Slootman: "So let me give you a different perspective on that. We run on AWS, Azure and soon also [Google Cloud Platform]. This means 100 percent of the time we have to contest the first-party product, because it's already there.

"When we get into an AWS situation, Redshift is there, whether we like it or not. So we contest it either from a standpoint that the customer is evaluating it, using it, expanding it, so it is unavoidable for us to contest first-party, first generation cloud products.

"Does that create tension? Yes, it does. But we are very large customers, number one, of these large cloud vendors. We pay them huge amounts of money. Secondly we are big partners, because we're bringing on premise workloads to the cloud. So we are net benefiting them.

"We also compete, and that creates a very complex dynamic, and depending on what day of the week it is, it can get a little testy. For the most part, and I've been getting really involved in these situations over the last couple of months, we're all adults, we all understand that we have to live together and sometimes it's very uncomfortable.

"We hold quarterly business reviews with these cloud vendors, where we create common campaigns, and also work on friction that has developed in accounts between people, so that we can intervene on situations that are unhealthy, uncomfortable, unpleasant, so that we normalise the relationship.

"This is the world we now live in, these are the new platforms, this is a new reality. Is it completely balanced and, harmonious? No, but this is what it is and by the way, the cloud vendors are committed to running very vibrant ecosystems, they want to, they have to. It's not good to go to AWS and you get one choice.

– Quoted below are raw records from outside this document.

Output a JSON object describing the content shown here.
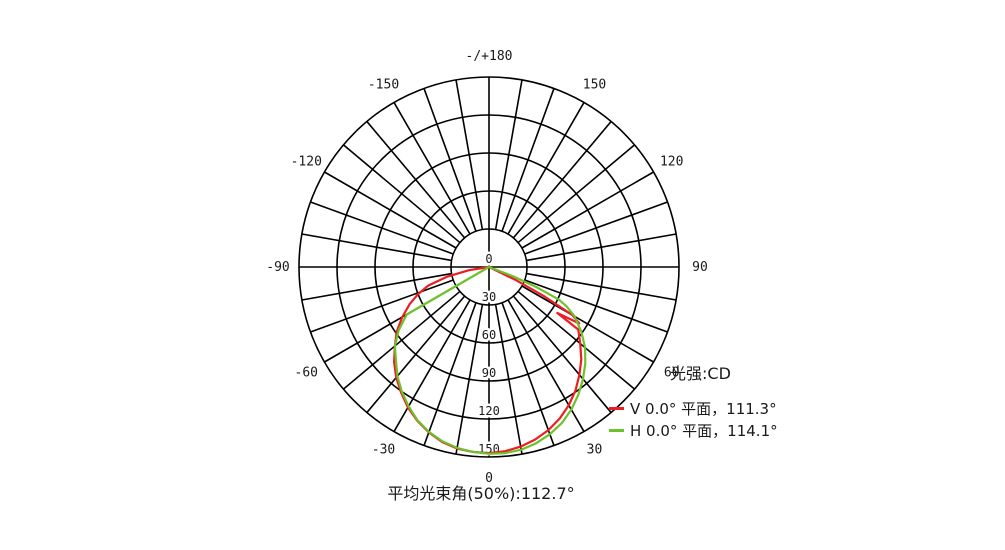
{
  "chart_data": {
    "type": "polar_line",
    "title": "光强:CD",
    "intensity_unit": "CD",
    "footer_note": "平均光束角(50%):112.7°",
    "average_beam_angle_50pct_deg": 112.7,
    "angle_axis": {
      "grid_step_deg": 10,
      "label_step_deg": 30,
      "labels": [
        {
          "angle": 180,
          "text": "-/+180"
        },
        {
          "angle": 150,
          "text": "150"
        },
        {
          "angle": 120,
          "text": "120"
        },
        {
          "angle": 90,
          "text": "90"
        },
        {
          "angle": 60,
          "text": "60"
        },
        {
          "angle": 30,
          "text": "30"
        },
        {
          "angle": 0,
          "text": "0"
        },
        {
          "angle": -30,
          "text": "-30"
        },
        {
          "angle": -60,
          "text": "-60"
        },
        {
          "angle": -90,
          "text": "-90"
        },
        {
          "angle": -120,
          "text": "-120"
        },
        {
          "angle": -150,
          "text": "-150"
        }
      ]
    },
    "radial_axis": {
      "min": 0,
      "max": 150,
      "step": 30,
      "tick_values": [
        0,
        30,
        60,
        90,
        120,
        150
      ],
      "spoke_inner_value": 30
    },
    "grid_color": "#000000",
    "series": [
      {
        "name": "V",
        "legend_label": "V 0.0° 平面，111.3°",
        "beam_angle_deg": 111.3,
        "color": "#ee1c23",
        "points": [
          [
            -85,
            0
          ],
          [
            -81,
            16
          ],
          [
            -77,
            34
          ],
          [
            -73,
            50
          ],
          [
            -69,
            60
          ],
          [
            -65,
            69
          ],
          [
            -60,
            79
          ],
          [
            -55,
            89
          ],
          [
            -50,
            97
          ],
          [
            -45,
            106
          ],
          [
            -40,
            114
          ],
          [
            -35,
            121
          ],
          [
            -30,
            128
          ],
          [
            -25,
            134
          ],
          [
            -20,
            139
          ],
          [
            -15,
            143
          ],
          [
            -10,
            145.5
          ],
          [
            -5,
            146.5
          ],
          [
            0,
            147
          ],
          [
            5,
            146
          ],
          [
            10,
            144
          ],
          [
            15,
            141
          ],
          [
            20,
            137
          ],
          [
            25,
            132
          ],
          [
            30,
            126
          ],
          [
            35,
            119
          ],
          [
            40,
            111
          ],
          [
            45,
            103
          ],
          [
            50,
            94
          ],
          [
            53,
            89
          ],
          [
            55,
            86
          ],
          [
            56,
            65
          ],
          [
            58,
            84
          ],
          [
            60,
            76
          ],
          [
            62,
            49
          ],
          [
            64,
            24
          ],
          [
            66,
            0
          ]
        ]
      },
      {
        "name": "H",
        "legend_label": "H 0.0° 平面，114.1°",
        "beam_angle_deg": 114.1,
        "color": "#6cc22a",
        "points": [
          [
            -62,
            0
          ],
          [
            -60,
            75
          ],
          [
            -55,
            87
          ],
          [
            -50,
            97
          ],
          [
            -45,
            104
          ],
          [
            -40,
            112.5
          ],
          [
            -35,
            120
          ],
          [
            -30,
            127
          ],
          [
            -25,
            133.5
          ],
          [
            -20,
            138.5
          ],
          [
            -15,
            142.5
          ],
          [
            -10,
            145
          ],
          [
            -5,
            146.5
          ],
          [
            0,
            147.5
          ],
          [
            5,
            147.5
          ],
          [
            10,
            146.5
          ],
          [
            15,
            144
          ],
          [
            20,
            140.5
          ],
          [
            25,
            136
          ],
          [
            30,
            130
          ],
          [
            35,
            123
          ],
          [
            40,
            115.5
          ],
          [
            45,
            107.5
          ],
          [
            50,
            99
          ],
          [
            55,
            89
          ],
          [
            60,
            78
          ],
          [
            63,
            69
          ],
          [
            65,
            61
          ],
          [
            67,
            41
          ],
          [
            69,
            20
          ],
          [
            71,
            0
          ]
        ]
      }
    ]
  },
  "legend": {
    "title": "光强:CD"
  }
}
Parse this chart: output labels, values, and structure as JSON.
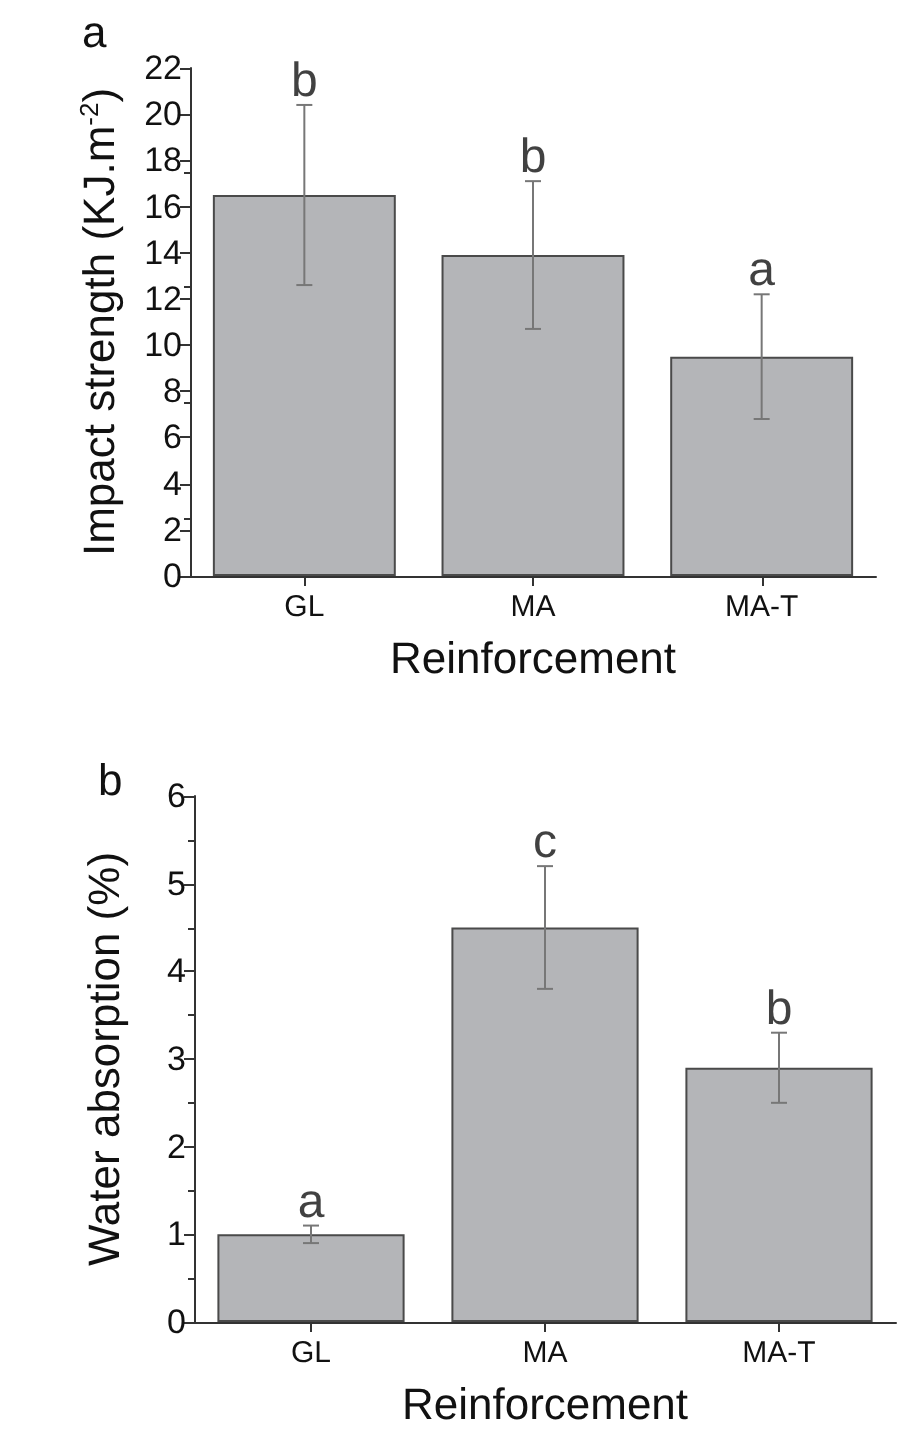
{
  "chart_data": [
    {
      "type": "bar",
      "title": "a",
      "xlabel": "Reinforcement",
      "ylabel": "Impact strength (KJ.m$^{-2}$)",
      "categories": [
        "GL",
        "MA",
        "MA-T"
      ],
      "values": [
        16.5,
        13.9,
        9.5
      ],
      "errors": [
        [
          12.6,
          20.4
        ],
        [
          10.7,
          17.1
        ],
        [
          6.8,
          12.2
        ]
      ],
      "color": "#b4b5b8",
      "ylim": [
        0,
        22
      ],
      "yticks": [
        0,
        2,
        4,
        6,
        8,
        10,
        12,
        14,
        16,
        18,
        20,
        22
      ],
      "grid": false,
      "annotations": [
        {
          "text": "b",
          "x": "GL",
          "y": 20.4
        },
        {
          "text": "b",
          "x": "MA",
          "y": 17.1
        },
        {
          "text": "a",
          "x": "MA-T",
          "y": 12.2
        }
      ]
    },
    {
      "type": "bar",
      "title": "b",
      "xlabel": "Reinforcement",
      "ylabel": "Water absorption (%)",
      "categories": [
        "GL",
        "MA",
        "MA-T"
      ],
      "values": [
        1.0,
        4.5,
        2.9
      ],
      "errors": [
        [
          0.9,
          1.1
        ],
        [
          3.8,
          5.2
        ],
        [
          2.5,
          3.3
        ]
      ],
      "color": "#b4b5b8",
      "ylim": [
        0,
        6
      ],
      "yticks": [
        0,
        1,
        2,
        3,
        4,
        5,
        6
      ],
      "grid": false,
      "annotations": [
        {
          "text": "a",
          "x": "GL",
          "y": 1.1
        },
        {
          "text": "c",
          "x": "MA",
          "y": 5.2
        },
        {
          "text": "b",
          "x": "MA-T",
          "y": 3.3
        }
      ]
    }
  ]
}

"So they want to have people like Snowflake, because they think we are a very, very strong solution for their platform. Basically think about it this way: Amazon loves having Snowflake, the Redshift people? They don't love us quite as much."

On IPO plans

Slootman: "Here's the important thing: we don't need to go public to raise capital. We may not raise capital at all, there's now an alternative method of going public called the direct listing - I'm not here to tell you that's the vehicle we would use – but it's certainly an option these days. So raising money is not the objective.

"Secondly, the issue for the IPO is liquidity. In other words when you are private, employees and investors can't sell shares, they have to sit on them until the company goes public. Our investors are not pushing for the company to go public at all, it's very important for you to know that.

"A lot of times people think investors are forcing the company to go public prematurely, that's absolutely not the case. They would be happy to sit here for years and let us built the company.

"Typically where the pressure comes from is employees. We have been around for seven years, and people have been here a long time and there's always an implied social contract between the company and the employees that, at some point, their equity will be monetisable. That pressure does build up over time and we're mindful of that. So there will come a time where the company will go public, but job one is to prepare ourselves.

"You can't just pull the trigger and go public. There's a whole process. We do have the scale and the velocity in the business to go public. But there's a lot of other requirements and we have to mature ourselves to be a public company.

"The absolute earliest that this could possibly happen is early summer next year. I'm not saying that it will, but that would be the absolute earliest that it could happen. The second thing is, we have elections in the US next year, which creates a huge amount of uncertainty.

"So we don't know what the world will look like [then]. The reason I'm telling you this is just we don't have specific schedules, timelines, or dates other than that we are in the middle of preparing ourselves to be able to do it when we are good and ready to do it."

On the downfall of Hadoop

Slootman: "I've never seen something crater as fast as Hadoop in all my years in the business.

"We see whole companies like Cloudera, MapR just falling off a damn cliff. We haven't seen that in technology, it's usually a gradual decline. This is rapid decline."